With immense digital dexterity, Burchell filled the venue with sound, as the various planetary titles received musical interpretation to match, and the organ responded magnificently, showcasing the many voices and settings available.

A fantasia by Buxtehude translated as Brightly Shines the Evening Star opened the recital, with strong melodic lines over-draped by high-registered tinkling obligato.

Etoile du Soir and Hymne du Soleil by Louis Vierne (1870-1937) were more contemporary and contrasting in character. Evening Star was particularly descriptive, close legato harmonies creating a feeling of an expansive stratospheric void.

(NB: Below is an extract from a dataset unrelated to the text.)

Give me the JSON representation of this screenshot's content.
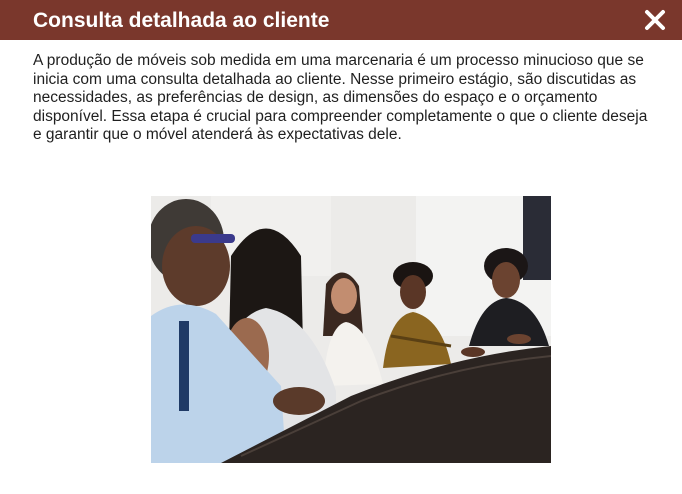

Hymn to the Sun dominated with loud authoritative textures.

Venus from The Planet Suite by Gustav Holst was very appropriate for celebrating a Matariki weekend.

Clair de Lune by Karg-Elert (1877-1933) was mostly soft and dreamy and two other works by Messiaen and Dupre demonstrated varieties of style and colourful registers.

A Young Person’s Guide to the Pipe Organ is an ingenious medley of Twinkle, Twinkle Little Star variations, by Randolph Currie, scored to demonstrate the various voices and effects contained in the "pipes behind the wall".

Jenny Burchell had written poetic lines to introduce each section, and the work was arranged for this local occasion — "Hail to Norma the Organ Queen!"

Sonata in E Minor by Gustav Merkel completed the recital.

We tend to take for granted the great and powerful 100-year-old lady that quietly resides in the centre of the city, until recitals such as yesterday allow Norma to break out in full glory and resonance.